Le dernier numéro de Cols Bleus de la Marine nationale détaille les enjeux de l’institution à l’horizon 2020 (« 2020, la Marine de demain »). En ce qui concerne l’aéronavale, c’est l’amélioration capacitaire qui est mise au centre des perspectives.
D’une manière générale, les nouvelles perspectives technologiques vont amener l’aéronavale à un « carrefour entre l’aéronef habité et l’aéronef non habité », selon le capitaine de vaisseau Dufit, référent aéronautique. Que ce soit dans le domaine du combat ou de la reconnaissance, il s’agira donc principalement de trouver une bonne répartition des forces entre les drones et les aéronefs pilotés.
Au niveau des avions embarqués, le Super Etendard Modernisé sera retiré du cycle opérationnel à la fin de l’année 2015. Il sera remplacé par le Rafale Marine standard F3. Les E-2C Hawkeye (contrôle aérien), quant à eux, seront remis à niveau, mais remplacés à terme par des avions du même type. Enfin, 2020 verra l’initiation de travaux d’étude en vue de lancer le système de combat aérien futur.
Le Caïman Marine (NH90 version NFH), admis au service actif en décembre 2011, est bien évidemment au cœur de la composante hélicoptère à l’horizon 2020. Il sera soutenu par des Panther de standard 2, avec une capacité de lutte anti-sous-marine remise à niveau, avec la mise en œuvre d’un missile antinavire léger. Le programme HC4 (hélicoptère de combat 4 tonnes) aura été lancé, pour remplacer les Alouette III, puis les Dauphin, puis les Panther. Dans tous les cas, l’aéronavale privilégie la logique monopilote.
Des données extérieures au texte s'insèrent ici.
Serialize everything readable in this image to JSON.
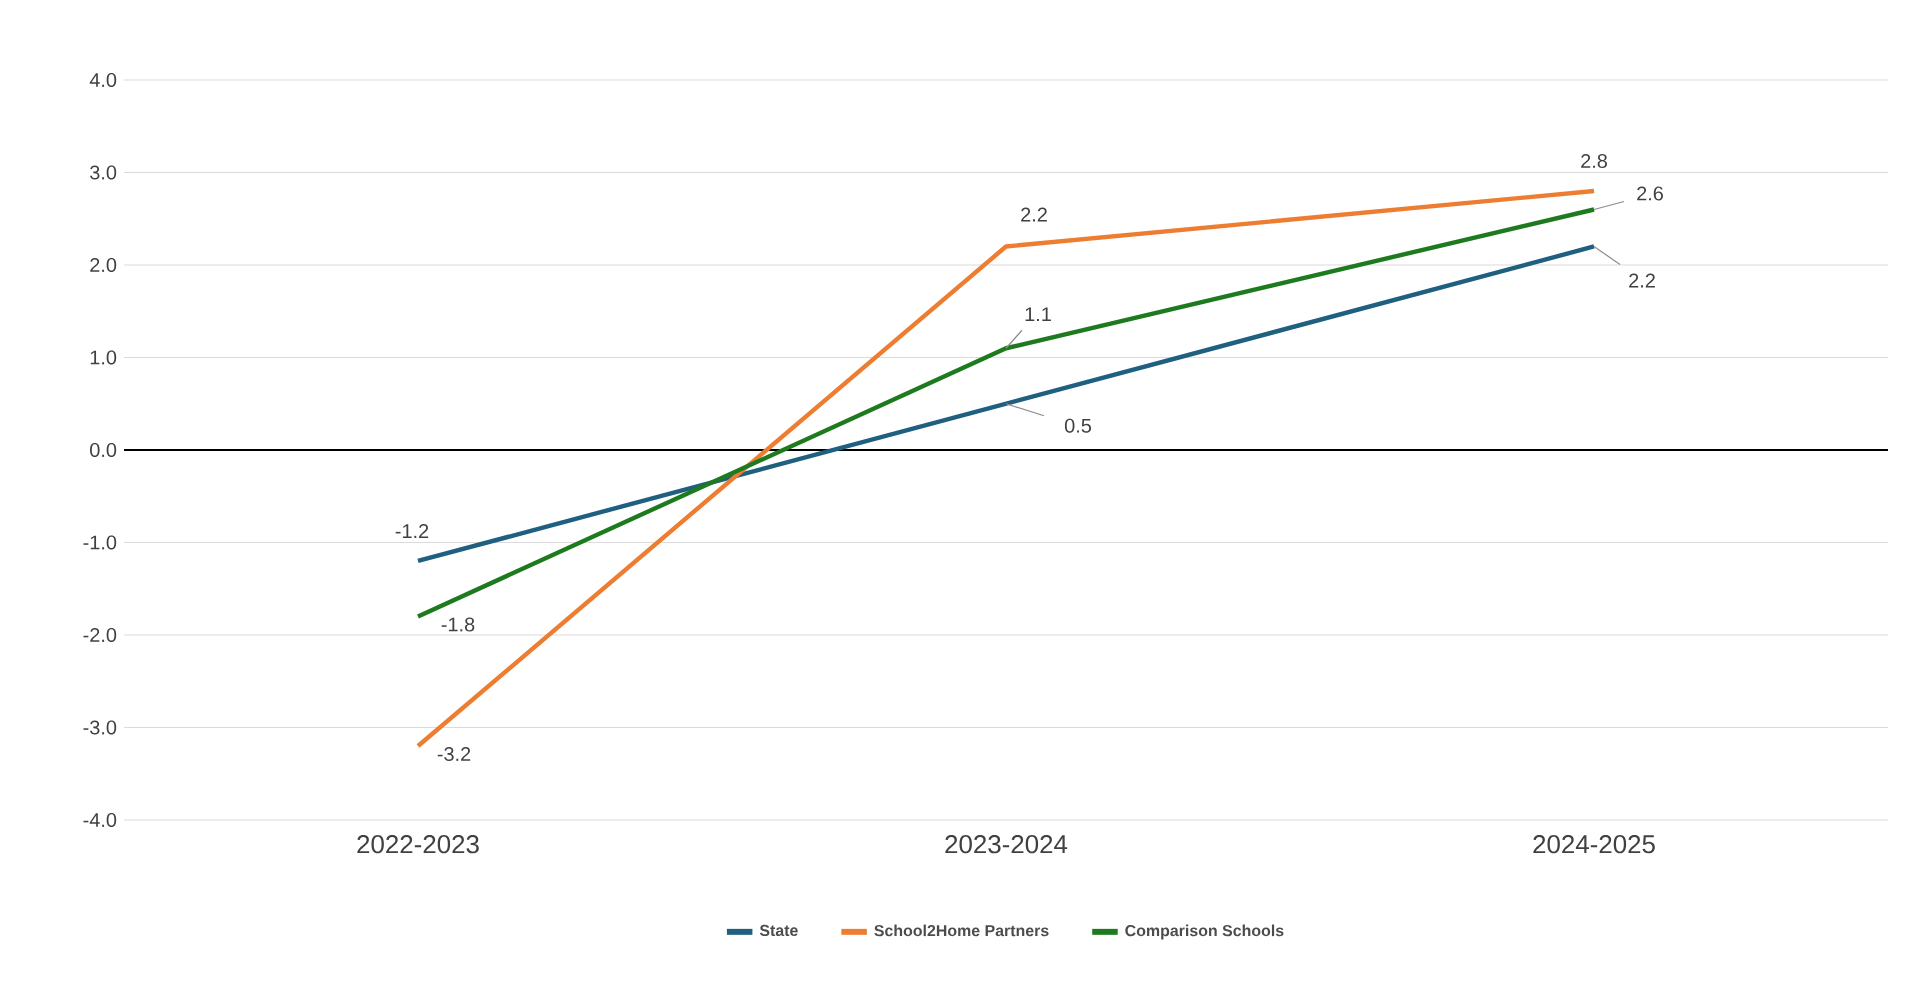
{
  "chart_data": {
    "type": "line",
    "categories": [
      "2022-2023",
      "2023-2024",
      "2024-2025"
    ],
    "series": [
      {
        "name": "State",
        "color": "#1f5f7f",
        "values": [
          -1.2,
          0.5,
          2.2
        ]
      },
      {
        "name": "School2Home Partners",
        "color": "#ed7d31",
        "values": [
          -3.2,
          2.2,
          2.8
        ]
      },
      {
        "name": "Comparison Schools",
        "color": "#1e7a1e",
        "values": [
          -1.8,
          1.1,
          2.6
        ]
      }
    ],
    "ylim": [
      -4,
      4
    ],
    "yticks": [
      {
        "value": -4,
        "label": "-4.0"
      },
      {
        "value": -3,
        "label": "-3.0"
      },
      {
        "value": -2,
        "label": "-2.0"
      },
      {
        "value": -1,
        "label": "-1.0"
      },
      {
        "value": 0,
        "label": "0.0"
      },
      {
        "value": 1,
        "label": "1.0"
      },
      {
        "value": 2,
        "label": "2.0"
      },
      {
        "value": 3,
        "label": "3.0"
      },
      {
        "value": 4,
        "label": "4.0"
      }
    ],
    "grid": "y",
    "legend": "bottom",
    "marker": "none",
    "line_style": "solid",
    "data_labels": true
  }
}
Les Atlantique 2 de patrouille et de surveillance maritime seront en cours de rénovation, en particulier en ce qui concerne la lutte sous-marine (calculateur, système acoustique, radar). La Marine lancera également le programme Avismar (aviation de surveillance et d’intervention maritime), qui vise à remplacer les Falcon 50 et Falcon 200 utilisés actuellement.
Du côté de l’aviation de transport, les avions école Xingu EMB 121 seront remplacés, dans le cadre d’un programme d’avion école de transport futur, en coopération avec l’armée de l’Air.
Enfin, les drones seront au cœur de l’horizon 2020 de la Marine. Deux types de drones sont envisagés : tactique et de théâtre. Dans la première catégorie, les drones tactiques sont destinés à être embarqués sur des frégates, mais aussi sur des patrouilleurs. Ils devraient être équipés de capteurs radars pour une mission de détection et seront dotés d’une capacité d’identification et de reconnaissance. Leur rôle sera d’augmenter la capacité à établir une situation de surface autour d’un bâtiment ou d’un groupe aéronavale. La première étape pour la mise en œuvre de tels drone est l’expérimentation (qui a lieu actuellement) d’un drone VTOL sur le patrouilleur L’Adroit, dans le but d’affiner le besoin de système de drone aérien marine.
La seconde catégorie, les drones d’attaque MALE, seront équipés de radars de surveillance maritime, afin d’opérer une quasi-permanence sur zone, d’éviter des prises de risques humaines et d’optimiser l’emploi des aéronefs habités. De plus, une réflexion interarmées est actuellement en cours, dans une logique d’interopérabilité accrue.